CASA (Court Appointed Special Advocates) of the 16th Judicial District, Inc., help provide a voice for children who have been abused or neglected. CASA volunteers are individuals from all walks of life who speak up for a child’s best interests in court. You are not a foster parent, you are a voice making a real difference at a critical turning point in the child’s life. A CASA volunteer gets to know the child and gather information from everyone involved in their daily life, including family members, foster parents, teachers, daycare providers, doctors, lawyers, social workers and other relevant persons. As a volunteer, you commit to represent a child’s best interests while they are in care. CASA of the 16th serves children in Stone, Izard, Fulton, Independence and Cleburne Counties in Arkansas. We are a 501(c)3 non-profit organization and are governed by a board of directors.
Our mission is to speak for the best interests of abused and neglected children in the courts. We promote and support quality volunteer representation to ensure that every child has the opportunity to live in a safe, permanent, and nurturing home.
Our purpose is to recruit, screen, train and supervise volunteers who are available for appointment by a juvenile court judge on complex abuse and neglect cases that are active in juvenile court. The program strives to help move children more quickly through the court system to safe, permanent placements. Child advocates stay with each case until it is closed (twelve – eighteen months) and the child is placed in a safe, permanent home. For many abused children, their CASA volunteer will be the one constant adult presence in their lives.
Goals and Objectives of the CASA program are to provide expeditious and thorough advocacy to abused and/or neglected children that will lead to permanence. CASA volunteers serve as the “eyes and ears of the court” by providing a detailed account of each child’s situation to aid the judge in permanency planning decisions.

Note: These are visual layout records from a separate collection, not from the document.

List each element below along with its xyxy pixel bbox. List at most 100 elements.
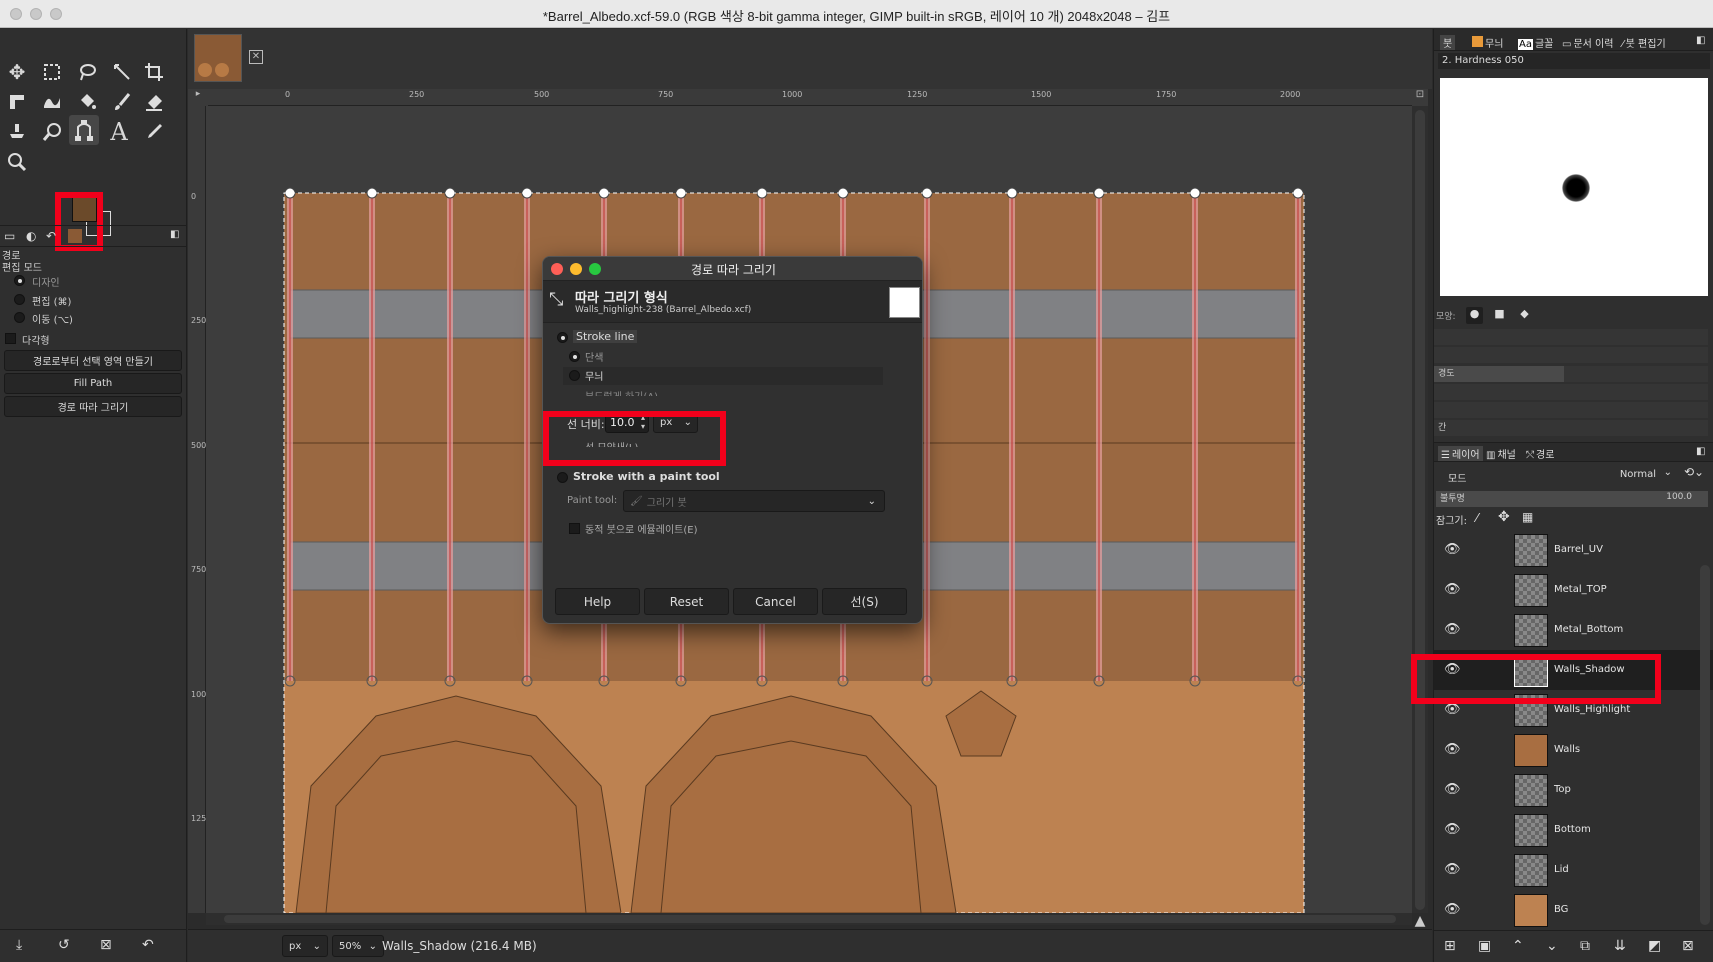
tab-patterns[interactable]: 무늬 <box>1472 35 1503 50</box>
aspect-slider[interactable] <box>1434 384 1708 400</box>
dialog-zoom-button[interactable] <box>589 263 601 275</box>
paintbrush-tool-icon[interactable] <box>107 87 137 117</box>
restore-options-icon[interactable]: ↺ <box>58 937 70 953</box>
duplicate-layer-icon[interactable]: ⧉ <box>1580 938 1590 954</box>
reset-options-icon[interactable]: ↶ <box>142 937 154 953</box>
shape-square-icon[interactable]: ■ <box>1491 307 1508 324</box>
tab-brushes[interactable]: 붓 <box>1440 35 1456 50</box>
tool-options-tab-icon[interactable]: ▭ <box>4 229 15 243</box>
help-button[interactable]: Help <box>555 588 640 615</box>
layer-row[interactable]: 👁 Walls <box>1434 730 1713 770</box>
vertical-scrollbar[interactable] <box>1412 106 1428 913</box>
eye-icon[interactable]: 👁 <box>1444 822 1462 837</box>
navigate-icon[interactable]: ▲ <box>1412 913 1428 929</box>
text-tool-icon[interactable]: A <box>104 117 134 147</box>
shape-circle-icon[interactable]: ● <box>1466 307 1483 324</box>
angle-slider[interactable] <box>1434 402 1708 418</box>
warp-tool-icon[interactable] <box>37 87 67 117</box>
crop-tool-icon[interactable] <box>139 57 169 87</box>
tab-brush-editor[interactable]: ⁄ 붓 편집기 <box>1622 35 1666 50</box>
color-picker-tool-icon[interactable] <box>139 117 169 147</box>
cancel-button[interactable]: Cancel <box>733 588 818 615</box>
eye-icon[interactable]: 👁 <box>1444 902 1462 917</box>
eye-icon[interactable]: 👁 <box>1444 542 1462 557</box>
delete-options-icon[interactable]: ⊠ <box>100 937 112 953</box>
tab-paths[interactable]: ⤲ 경로 <box>1526 446 1554 461</box>
hardness-slider[interactable]: 경도 <box>1434 366 1708 382</box>
rect-select-tool-icon[interactable] <box>37 57 67 87</box>
layer-row[interactable]: 👁 Top <box>1434 770 1713 810</box>
bucket-fill-tool-icon[interactable] <box>72 87 102 117</box>
dialog-close-button[interactable] <box>551 263 563 275</box>
mode-move-radio[interactable] <box>14 312 25 323</box>
zoom-tool-icon[interactable] <box>2 147 32 177</box>
configure-tab-icon[interactable]: ◧ <box>170 229 179 240</box>
new-layer-icon[interactable]: ⊞ <box>1444 938 1456 954</box>
paint-tool-select[interactable]: 🖌 그리기 붓 ⌄ <box>623 490 885 512</box>
emulate-dynamics-checkbox[interactable] <box>569 523 580 534</box>
lock-pixels-icon[interactable]: ⁄ <box>1476 511 1478 525</box>
eye-icon[interactable]: 👁 <box>1444 782 1462 797</box>
quick-mask-toggle-icon[interactable]: ▸ <box>188 89 208 106</box>
zoom-fit-icon[interactable]: ⊡ <box>1412 89 1428 106</box>
stroke-line-radio[interactable] <box>557 332 568 343</box>
device-status-tab-icon[interactable]: ◐ <box>26 229 36 243</box>
tab-document-history[interactable]: ▭ 문서 이력 <box>1562 35 1613 50</box>
smudge-tool-icon[interactable] <box>37 117 67 147</box>
images-tab-icon[interactable] <box>68 229 82 243</box>
layer-row[interactable]: 👁 Metal_Bottom <box>1434 610 1713 650</box>
layer-row[interactable]: 👁 BG <box>1434 890 1713 930</box>
pattern-row[interactable] <box>563 367 883 385</box>
stroke-button[interactable]: 선(S) <box>822 588 907 615</box>
solid-radio[interactable] <box>569 351 580 362</box>
eye-icon[interactable]: 👁 <box>1444 582 1462 597</box>
configure-tab-icon[interactable]: ◧ <box>1696 446 1705 457</box>
layer-row[interactable]: 👁 Lid <box>1434 850 1713 890</box>
spikes-slider[interactable] <box>1434 347 1708 363</box>
layer-row[interactable]: 👁 Barrel_UV <box>1434 530 1713 570</box>
layer-mask-icon[interactable]: ◩ <box>1648 938 1661 954</box>
lock-position-icon[interactable]: ✥ <box>1498 509 1510 525</box>
clone-tool-icon[interactable] <box>2 117 32 147</box>
horizontal-scrollbar[interactable] <box>206 913 1412 925</box>
fuzzy-select-tool-icon[interactable] <box>107 57 137 87</box>
lock-alpha-icon[interactable]: ▦ <box>1522 510 1533 524</box>
shape-diamond-icon[interactable]: ◆ <box>1516 307 1533 324</box>
tab-fonts[interactable]: Aa 글꼴 <box>1518 35 1553 50</box>
dialog-minimize-button[interactable] <box>570 263 582 275</box>
layer-mode-select[interactable]: Normal ⌄ <box>1584 465 1676 485</box>
save-options-icon[interactable]: ⤓ <box>16 937 22 953</box>
delete-layer-icon[interactable]: ⊠ <box>1682 938 1694 954</box>
lasso-tool-icon[interactable] <box>72 57 102 87</box>
configure-tab-icon[interactable]: ◧ <box>1696 35 1705 46</box>
tab-channels[interactable]: ▥ 채널 <box>1486 446 1516 461</box>
composite-mode-icon[interactable]: ⟲⌄ <box>1684 465 1704 479</box>
tab-layers[interactable]: ☰ 레이어 <box>1438 446 1483 461</box>
eye-icon[interactable]: 👁 <box>1444 622 1462 637</box>
new-layer-group-icon[interactable]: ▣ <box>1478 938 1491 954</box>
radius-slider[interactable] <box>1434 329 1708 345</box>
mode-edit-radio[interactable] <box>14 294 25 305</box>
merge-layer-icon[interactable]: ⇊ <box>1614 938 1626 954</box>
undo-history-tab-icon[interactable]: ↶ <box>46 229 56 243</box>
layer-row[interactable]: 👁 Metal_TOP <box>1434 570 1713 610</box>
move-tool-icon[interactable]: ✥ <box>2 57 32 87</box>
image-tab-thumbnail[interactable] <box>194 34 242 82</box>
paths-tool-icon[interactable] <box>69 115 99 145</box>
fill-path-button[interactable]: Fill Path <box>4 373 182 394</box>
reset-button[interactable]: Reset <box>644 588 729 615</box>
close-image-tab-icon[interactable]: ✕ <box>249 50 263 64</box>
transform-tool-icon[interactable] <box>2 87 32 117</box>
eye-icon[interactable]: 👁 <box>1444 862 1462 877</box>
polygonal-checkbox[interactable] <box>5 333 16 344</box>
opacity-slider[interactable]: 불투명 100.0 <box>1436 491 1708 507</box>
selection-from-path-button[interactable]: 경로로부터 선택 영역 만들기 <box>4 350 182 371</box>
stroke-path-button[interactable]: 경로 따라 그리기 <box>4 396 182 417</box>
spacing-slider[interactable]: 간 <box>1434 420 1708 436</box>
raise-layer-icon[interactable]: ⌃ <box>1512 938 1524 954</box>
unit-select[interactable]: px ⌄ <box>282 935 328 957</box>
mode-design-radio[interactable] <box>14 275 25 286</box>
layer-row[interactable]: 👁 Bottom <box>1434 810 1713 850</box>
pattern-radio[interactable] <box>569 370 580 381</box>
zoom-select[interactable]: 50% ⌄ <box>332 935 384 957</box>
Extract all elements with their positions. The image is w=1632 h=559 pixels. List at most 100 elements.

To achieve this goal, CASA volunteers perform four (4) basic functions:
(1) Investigate all circumstances surrounding the child’s case.
(2) Collect all relevant historical information about the child and gather first hand, updated information.
(3) Report the findings and make recommendations to the court regarding placement (short and long term), visitation and services that will serve the child’s best interest.
(4) Monitor the case to ensure that necessary services are received, that Family Service Plans are updated in a timely manner and address the needs of the child and family, and that court orders are followed.
Since its creation by a family court judge in Seattle, CASA has become one of the most effective programs of its kind. Today there are 949 CASA programs around the country. It is a unique blend of private support, public need and the kind of people power that comes from more than 76,000 volunteers all committed to the rights of every child in the foster care and child welfare system.